# Dzwiek rownoczesnie z kilku progamow - da sie?

## n0rbi666

Witam !  :Smile: 

mam taki probemik :

na sprzecie a2000+, abitnf7s (z soundstormem), i sb live (tak, 2 dzwiekowki), reszta chyba nie ma znaczenia  :Wink: 

mam gentoo 2004.3, jadro 2.6.10-gentoo-r6 , xorg, KDE i ogolnie wszystko dziala

tylko : uzywam ALSY (wkompilowane w kernel), no i dzwiek dziala, tzn odpale XMMS to gra, odpale Xine to gra  :Smile: 

tylko problemem jest, ze nie chca grac oba (XMMS I Xine) rownoczesnie ... co jest troche denerwujace, bo musze zastopowac XMMS jezeli chce odpalic Xine, inaczej dzwieku nie bede mial ....

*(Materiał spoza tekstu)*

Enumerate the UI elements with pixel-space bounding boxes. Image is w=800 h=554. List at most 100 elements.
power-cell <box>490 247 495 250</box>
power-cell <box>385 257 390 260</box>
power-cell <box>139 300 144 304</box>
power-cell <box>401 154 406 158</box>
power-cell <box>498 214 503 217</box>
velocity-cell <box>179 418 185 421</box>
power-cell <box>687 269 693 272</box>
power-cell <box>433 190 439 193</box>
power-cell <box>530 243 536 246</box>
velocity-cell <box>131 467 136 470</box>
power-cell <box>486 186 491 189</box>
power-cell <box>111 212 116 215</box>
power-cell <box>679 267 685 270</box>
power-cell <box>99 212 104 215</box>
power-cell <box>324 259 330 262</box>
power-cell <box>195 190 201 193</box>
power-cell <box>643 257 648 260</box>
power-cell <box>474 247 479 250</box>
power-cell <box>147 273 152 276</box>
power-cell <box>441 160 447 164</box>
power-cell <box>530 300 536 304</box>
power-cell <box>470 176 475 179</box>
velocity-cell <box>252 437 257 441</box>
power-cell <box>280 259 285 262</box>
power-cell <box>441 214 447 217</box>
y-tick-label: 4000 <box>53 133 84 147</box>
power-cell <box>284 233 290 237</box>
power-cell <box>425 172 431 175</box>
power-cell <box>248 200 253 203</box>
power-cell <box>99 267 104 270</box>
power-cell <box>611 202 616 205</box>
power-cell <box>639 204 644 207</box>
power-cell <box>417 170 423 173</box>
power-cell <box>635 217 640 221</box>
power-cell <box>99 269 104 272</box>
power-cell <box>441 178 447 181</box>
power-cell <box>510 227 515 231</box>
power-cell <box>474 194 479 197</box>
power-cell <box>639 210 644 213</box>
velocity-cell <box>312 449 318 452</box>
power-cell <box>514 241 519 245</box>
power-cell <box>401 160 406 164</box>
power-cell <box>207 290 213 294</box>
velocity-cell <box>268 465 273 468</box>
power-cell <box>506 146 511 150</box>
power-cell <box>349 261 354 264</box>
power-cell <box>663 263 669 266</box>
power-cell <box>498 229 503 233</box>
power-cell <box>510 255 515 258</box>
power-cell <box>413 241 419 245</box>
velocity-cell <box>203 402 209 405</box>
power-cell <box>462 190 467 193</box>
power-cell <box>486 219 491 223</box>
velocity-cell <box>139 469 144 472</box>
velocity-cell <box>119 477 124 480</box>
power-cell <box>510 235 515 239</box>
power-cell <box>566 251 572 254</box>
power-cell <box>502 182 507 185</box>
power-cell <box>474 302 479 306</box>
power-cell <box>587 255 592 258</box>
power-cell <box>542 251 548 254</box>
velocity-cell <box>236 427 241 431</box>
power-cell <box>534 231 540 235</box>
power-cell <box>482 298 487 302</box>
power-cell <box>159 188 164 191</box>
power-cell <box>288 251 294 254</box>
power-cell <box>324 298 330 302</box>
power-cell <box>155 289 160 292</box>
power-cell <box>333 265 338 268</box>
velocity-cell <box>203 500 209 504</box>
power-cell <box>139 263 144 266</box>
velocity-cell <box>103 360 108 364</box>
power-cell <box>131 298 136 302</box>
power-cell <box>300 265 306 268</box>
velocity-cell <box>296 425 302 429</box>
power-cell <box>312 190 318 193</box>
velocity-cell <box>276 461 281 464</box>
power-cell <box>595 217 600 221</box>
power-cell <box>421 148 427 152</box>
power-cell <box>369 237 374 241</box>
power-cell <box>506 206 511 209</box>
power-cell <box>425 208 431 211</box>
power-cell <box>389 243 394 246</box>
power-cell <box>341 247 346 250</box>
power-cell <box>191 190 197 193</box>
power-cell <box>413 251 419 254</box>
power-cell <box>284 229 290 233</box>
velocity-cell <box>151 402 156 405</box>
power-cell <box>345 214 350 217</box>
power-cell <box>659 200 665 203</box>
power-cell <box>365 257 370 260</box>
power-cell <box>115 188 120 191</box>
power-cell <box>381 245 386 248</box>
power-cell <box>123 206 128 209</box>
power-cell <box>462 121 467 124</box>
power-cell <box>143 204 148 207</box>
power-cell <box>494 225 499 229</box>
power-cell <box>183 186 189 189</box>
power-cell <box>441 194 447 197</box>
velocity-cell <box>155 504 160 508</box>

a jak odpale Xine i XMMS to wywala blad, ze urzadzenie dzwiekowe jest zajete ...

wiec pytanie : czy nie da rady zrobic tego, zeby mozna bylo odpalic kilka programow uzywajacych dzwiek i zeby to dzialalo ?

a moze po prostu ja cos zle skonfigurowalem ?

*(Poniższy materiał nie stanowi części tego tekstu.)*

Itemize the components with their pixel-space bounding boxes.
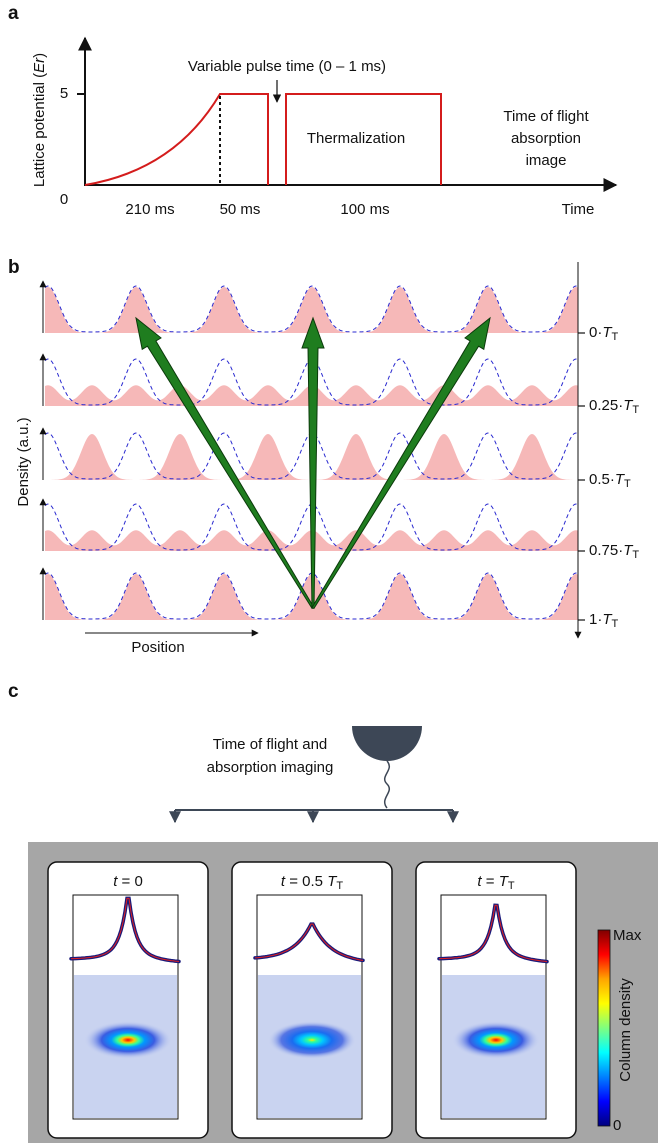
text-part: T: [623, 397, 634, 414]
x-axis-label: Time: [562, 201, 595, 218]
time-label: 0.75·TT: [589, 542, 639, 561]
snapshot-label: t = TT: [477, 873, 514, 892]
atom-cloud: [84, 1021, 172, 1059]
text-part: T: [615, 471, 626, 488]
time-label: 0.5·TT: [589, 471, 631, 490]
x-axis-label: Position: [131, 639, 184, 656]
text-part: t: [477, 873, 482, 890]
text-part: = 0: [117, 873, 142, 890]
text-part: 0.5·: [589, 471, 615, 488]
panel-letter: c: [8, 681, 19, 702]
text-part: T: [327, 873, 338, 890]
colorbar-min: 0: [613, 1117, 621, 1134]
text-part: Lattice potential (: [31, 73, 48, 187]
y-tick-label: 0: [60, 191, 68, 208]
text-part: T: [632, 549, 639, 561]
text-part: T: [612, 618, 619, 630]
text-part: 0·: [589, 324, 602, 341]
density-fill: [45, 434, 578, 480]
y-axis-label: Lattice potential (Er): [31, 53, 48, 187]
tof-label: Time of flight: [503, 108, 589, 125]
density-fill: [45, 287, 578, 333]
panel-letter: b: [8, 257, 20, 278]
green-arrow: [301, 316, 325, 609]
duration-label: 210 ms: [125, 201, 174, 218]
time-label: 0·TT: [589, 324, 619, 343]
detector-label: absorption imaging: [207, 759, 334, 776]
text-part: t: [281, 873, 286, 890]
text-part: T: [602, 611, 613, 628]
text-part: 0.25·: [589, 397, 623, 414]
text-part: = 0.5: [285, 873, 327, 890]
pulse-label: Variable pulse time (0 – 1 ms): [188, 58, 386, 75]
text-part: T: [623, 542, 634, 559]
panel-letter: a: [8, 3, 19, 24]
snapshot-label: t = 0.5 TT: [281, 873, 343, 892]
text-part: T: [612, 331, 619, 343]
y-tick-label: 5: [60, 85, 68, 102]
thermalization-label: Thermalization: [307, 130, 405, 147]
text-part: T: [632, 404, 639, 416]
time-label: 1·TT: [589, 611, 619, 630]
text-part: t: [113, 873, 118, 890]
duration-label: 50 ms: [220, 201, 261, 218]
potential-curve: [84, 93, 269, 186]
text-part: T: [508, 880, 515, 892]
colorbar: [597, 929, 611, 1127]
profile-fit: [254, 923, 364, 961]
colorbar-max: Max: [613, 927, 642, 944]
green-arrow: [311, 316, 491, 610]
text-part: 1·: [589, 611, 602, 628]
y-axis-label: Density (a.u.): [15, 417, 32, 506]
atom-cloud: [268, 1021, 356, 1059]
colorbar-label: Column density: [617, 978, 634, 1082]
text-part: 0.75·: [589, 542, 623, 559]
time-label: 0.25·TT: [589, 397, 639, 416]
text-part: =: [482, 873, 499, 890]
cable: [384, 760, 390, 809]
potential-curve: [285, 93, 442, 185]
text-part: ): [31, 53, 48, 58]
green-arrow: [135, 316, 315, 610]
detector: [352, 726, 422, 761]
tof-label: absorption: [511, 130, 581, 147]
profile-fit: [70, 897, 180, 962]
atom-cloud: [452, 1021, 540, 1059]
profile-fit: [438, 904, 548, 963]
duration-label: 100 ms: [340, 201, 389, 218]
text-part: T: [602, 324, 613, 341]
text-part: T: [336, 880, 343, 892]
detector-label: Time of flight and: [213, 736, 328, 753]
snapshot-label: t = 0: [113, 873, 143, 890]
initial-density: [44, 285, 579, 333]
tof-label: image: [526, 152, 567, 169]
text-part: T: [499, 873, 510, 890]
text-part: T: [624, 478, 631, 490]
text-part: Er: [31, 57, 48, 73]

z gory thx za odp  :Smile: 

----------

## nelchael

Poczytaj o dmix na stronie projektu ALSA.

----------

## bacouch

Mam dokladnie taki sam sprzet i udalo mi sie to zrobic:). Wystarczy ze bedziesz postepowal wedlug http://gentoo-wiki.com/HOWTO_ALSA_sound_mixer_aka_dmix .

----------

## n0rbi666

thx, ale oczywiscie nie obeszlo sie bez problemow ... 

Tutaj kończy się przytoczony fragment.